Dal 2015 la situazione muta. “Per la prima volta oltre una domanda su due di quelle esaminate è stata rigettata dalla competente commissione territoriale e i dinieghi, al netto dei rigetti per irreperibilità, sono aumentati diventando la maggioranza degli esiti”.

Distribuzione degli esiti amministrativi delle domande di protezione internazionale dal 2010 al 2020. Fonte: elaborazione a cura di M. Giovannetti su dati del ministero dell’Interno

È qui che si innesta il primo decreto “sicurezza” del governo Conte I. “Anche a seguito degli effetti risultanti dall’adozione della legge 132/2018 -continua Giovannetti- quasi sette domande esaminate su dieci hanno ricevuto un esito negativo. In particolare nel corso dell’ultimo biennio i provvedimenti amministrativi di riconoscimento di una qualche forma di protezione hanno riguardato circa una richiesta su cinque, ovvero il 20% delle istanze di protezione internazionale esaminate”.

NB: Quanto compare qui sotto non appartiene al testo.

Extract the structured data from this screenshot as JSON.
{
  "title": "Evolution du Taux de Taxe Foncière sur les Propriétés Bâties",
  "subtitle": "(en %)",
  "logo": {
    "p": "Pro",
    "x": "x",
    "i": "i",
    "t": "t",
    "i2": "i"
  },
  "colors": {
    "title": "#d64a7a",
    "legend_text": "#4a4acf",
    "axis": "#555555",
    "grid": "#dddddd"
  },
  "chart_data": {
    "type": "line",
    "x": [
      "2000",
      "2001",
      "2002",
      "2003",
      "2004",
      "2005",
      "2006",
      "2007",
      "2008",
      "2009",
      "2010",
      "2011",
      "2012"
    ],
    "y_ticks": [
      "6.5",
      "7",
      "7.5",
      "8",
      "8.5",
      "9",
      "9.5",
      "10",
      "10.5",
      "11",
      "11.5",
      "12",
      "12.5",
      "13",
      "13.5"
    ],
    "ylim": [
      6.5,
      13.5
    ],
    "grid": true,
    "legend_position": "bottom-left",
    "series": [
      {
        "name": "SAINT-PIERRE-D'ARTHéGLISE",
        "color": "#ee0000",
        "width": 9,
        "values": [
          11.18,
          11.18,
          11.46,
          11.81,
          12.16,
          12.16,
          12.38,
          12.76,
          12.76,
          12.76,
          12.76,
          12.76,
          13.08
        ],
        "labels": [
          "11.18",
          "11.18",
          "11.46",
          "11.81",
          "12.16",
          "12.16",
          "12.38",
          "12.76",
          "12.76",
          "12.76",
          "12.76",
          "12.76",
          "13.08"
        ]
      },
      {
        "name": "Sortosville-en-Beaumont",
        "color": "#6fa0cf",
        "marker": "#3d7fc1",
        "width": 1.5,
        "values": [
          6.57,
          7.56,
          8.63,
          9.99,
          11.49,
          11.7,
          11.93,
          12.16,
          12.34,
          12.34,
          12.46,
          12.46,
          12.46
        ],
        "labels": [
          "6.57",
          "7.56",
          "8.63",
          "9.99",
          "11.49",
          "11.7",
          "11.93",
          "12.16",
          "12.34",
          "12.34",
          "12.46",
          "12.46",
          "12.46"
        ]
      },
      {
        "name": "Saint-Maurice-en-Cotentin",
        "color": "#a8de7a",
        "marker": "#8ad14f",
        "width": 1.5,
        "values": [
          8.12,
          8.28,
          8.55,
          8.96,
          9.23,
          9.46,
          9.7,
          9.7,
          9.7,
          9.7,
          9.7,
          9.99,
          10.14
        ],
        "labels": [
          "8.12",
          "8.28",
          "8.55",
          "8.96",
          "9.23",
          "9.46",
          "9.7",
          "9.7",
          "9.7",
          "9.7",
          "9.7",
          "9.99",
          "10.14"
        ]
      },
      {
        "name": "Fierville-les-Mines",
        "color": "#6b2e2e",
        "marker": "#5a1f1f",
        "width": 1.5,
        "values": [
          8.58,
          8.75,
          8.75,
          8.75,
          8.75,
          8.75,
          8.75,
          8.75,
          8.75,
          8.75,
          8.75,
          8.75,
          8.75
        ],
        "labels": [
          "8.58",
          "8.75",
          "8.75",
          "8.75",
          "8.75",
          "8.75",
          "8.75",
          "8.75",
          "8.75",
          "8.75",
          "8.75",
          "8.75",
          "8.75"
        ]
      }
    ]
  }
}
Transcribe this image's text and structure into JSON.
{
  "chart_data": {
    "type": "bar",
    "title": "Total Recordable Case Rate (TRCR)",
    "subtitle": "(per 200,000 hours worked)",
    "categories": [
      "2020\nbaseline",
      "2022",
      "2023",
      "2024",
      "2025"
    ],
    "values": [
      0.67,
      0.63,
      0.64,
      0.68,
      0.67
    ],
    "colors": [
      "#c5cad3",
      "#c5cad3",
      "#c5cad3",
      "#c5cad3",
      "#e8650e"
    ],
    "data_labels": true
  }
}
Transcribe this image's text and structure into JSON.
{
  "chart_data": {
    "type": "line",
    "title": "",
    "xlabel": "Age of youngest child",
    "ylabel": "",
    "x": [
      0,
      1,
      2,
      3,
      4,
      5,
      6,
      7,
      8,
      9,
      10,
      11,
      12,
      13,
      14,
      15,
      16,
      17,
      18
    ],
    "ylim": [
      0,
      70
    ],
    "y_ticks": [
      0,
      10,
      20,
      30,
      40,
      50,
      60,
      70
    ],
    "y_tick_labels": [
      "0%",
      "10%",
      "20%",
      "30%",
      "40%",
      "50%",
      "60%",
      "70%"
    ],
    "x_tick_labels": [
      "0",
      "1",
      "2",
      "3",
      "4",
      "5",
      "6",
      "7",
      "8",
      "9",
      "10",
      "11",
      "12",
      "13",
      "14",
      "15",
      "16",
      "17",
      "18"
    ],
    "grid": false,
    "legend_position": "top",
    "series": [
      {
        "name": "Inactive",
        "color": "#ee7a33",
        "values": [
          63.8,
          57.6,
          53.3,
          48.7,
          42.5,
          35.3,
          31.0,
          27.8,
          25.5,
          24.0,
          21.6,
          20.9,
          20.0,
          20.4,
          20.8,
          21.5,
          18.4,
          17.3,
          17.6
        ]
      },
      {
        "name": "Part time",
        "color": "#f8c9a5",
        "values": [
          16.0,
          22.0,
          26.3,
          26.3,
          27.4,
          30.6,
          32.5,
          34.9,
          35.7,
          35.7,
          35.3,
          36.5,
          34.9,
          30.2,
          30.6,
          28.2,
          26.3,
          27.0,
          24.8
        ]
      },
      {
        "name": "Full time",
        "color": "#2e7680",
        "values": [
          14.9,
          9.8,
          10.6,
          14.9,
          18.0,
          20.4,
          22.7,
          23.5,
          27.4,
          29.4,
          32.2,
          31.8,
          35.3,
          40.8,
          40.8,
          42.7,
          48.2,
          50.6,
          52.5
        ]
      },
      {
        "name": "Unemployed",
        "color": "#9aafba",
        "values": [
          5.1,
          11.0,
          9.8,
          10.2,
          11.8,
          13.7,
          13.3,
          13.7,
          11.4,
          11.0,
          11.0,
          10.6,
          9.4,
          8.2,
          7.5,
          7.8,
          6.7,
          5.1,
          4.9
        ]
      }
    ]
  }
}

Abolizione del permesso umanitario e soppressione del doppio giudizio di merito hanno così contribuito a rendere “sempre più incerti” i perimetri delle tutele dei richiedenti asilo. Merce per la propaganda mediatica e non “soggetti attivi del proprio destino”, per usare la felice espressione dell’autrice di questa preziosa ricerca.